Yamagata prides itself in having a large number of soba restaurants, which shows that the soba business has tradition in Yamagata. This part of Japan was relatively poor as it is surrounded by mountains and hence there was not much rice planting going on. Growing buckwheat and making soba noodles was the solution for the poor people who lived here.
It seems that over the centuries soba noodles have become a stable food in Yamagata which ensures a flourishing soba restaurant business. There are a great number of soba restaurants in Yamagata City but the two famous ones are Shojiya and Mizuya, each family-owned and run. These are the must-go restaurants for lunch or dinner when you are in town.
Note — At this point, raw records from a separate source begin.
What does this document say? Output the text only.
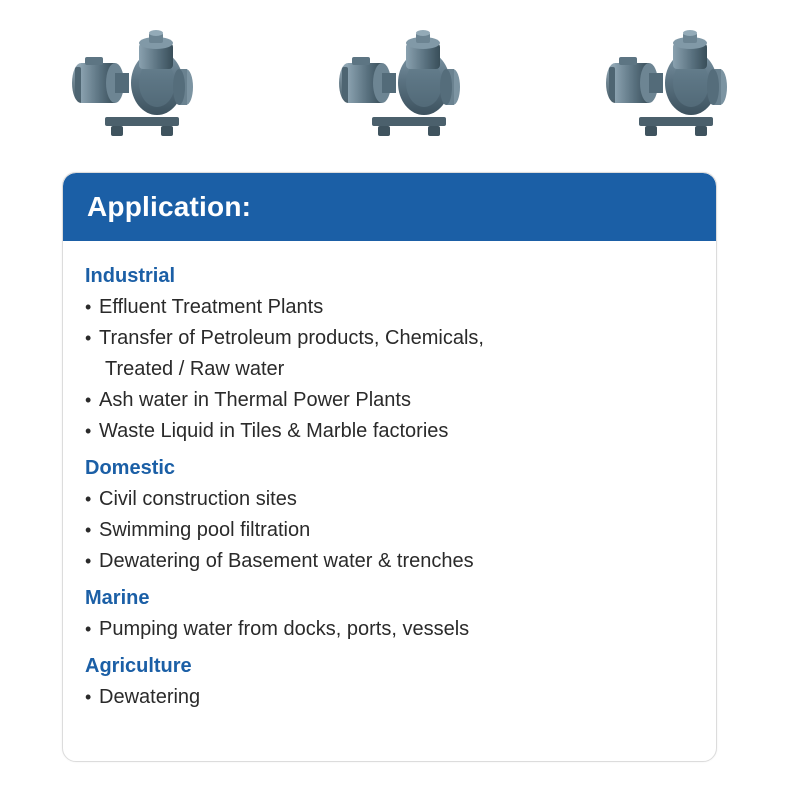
Application:
Industrial
• Effluent Treatment Plants
• Transfer of Petroleum products, Chemicals,
Treated / Raw water
• Ash water in Thermal Power Plants
• Waste Liquid in Tiles & Marble factories
Domestic
• Civil construction sites
• Swimming pool filtration
• Dewatering of Basement water & trenches
Marine
• Pumping water from docks, ports, vessels
Agriculture
• Dewatering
The city hosts a number of interesting events throughout the year. Noteworthy events are:
Hanagasa-matsuri (Flower Hat Festival), which is said to be one of the four greatest festivals held in the Tohoku region. It takes place over three days in the beginning of August. This is a "night festival" when about 10,000 dancers perform on the streets from 18:00 to 21:30.
Nihon-ichi-no-Imoni-kai, Japan's No.1 taro and beef stew party. Look at the size of the pot! They feed 30,000 people at this event.
Yamagata International Documentary Film Festival, held bi-annually in October (2009, 2011, 2013 etc.) in Yamagata City.
Cherries, cherries and more cherries – this is what Yamagata City and the surrounding area is also famous for. What apples are to Aomori, ume (Japanese apricot) to Wakayama, mikan (citrus fruit) to Mie and kaki (persimmon) to Nara, sakuranbo (cherries) are to Yamagata. In fact, Yamagata is Japan's main producer of cherries.
With a population of just over 250,000, there are probably more cherry trees around than people. Come to Yamagata and see for yourself!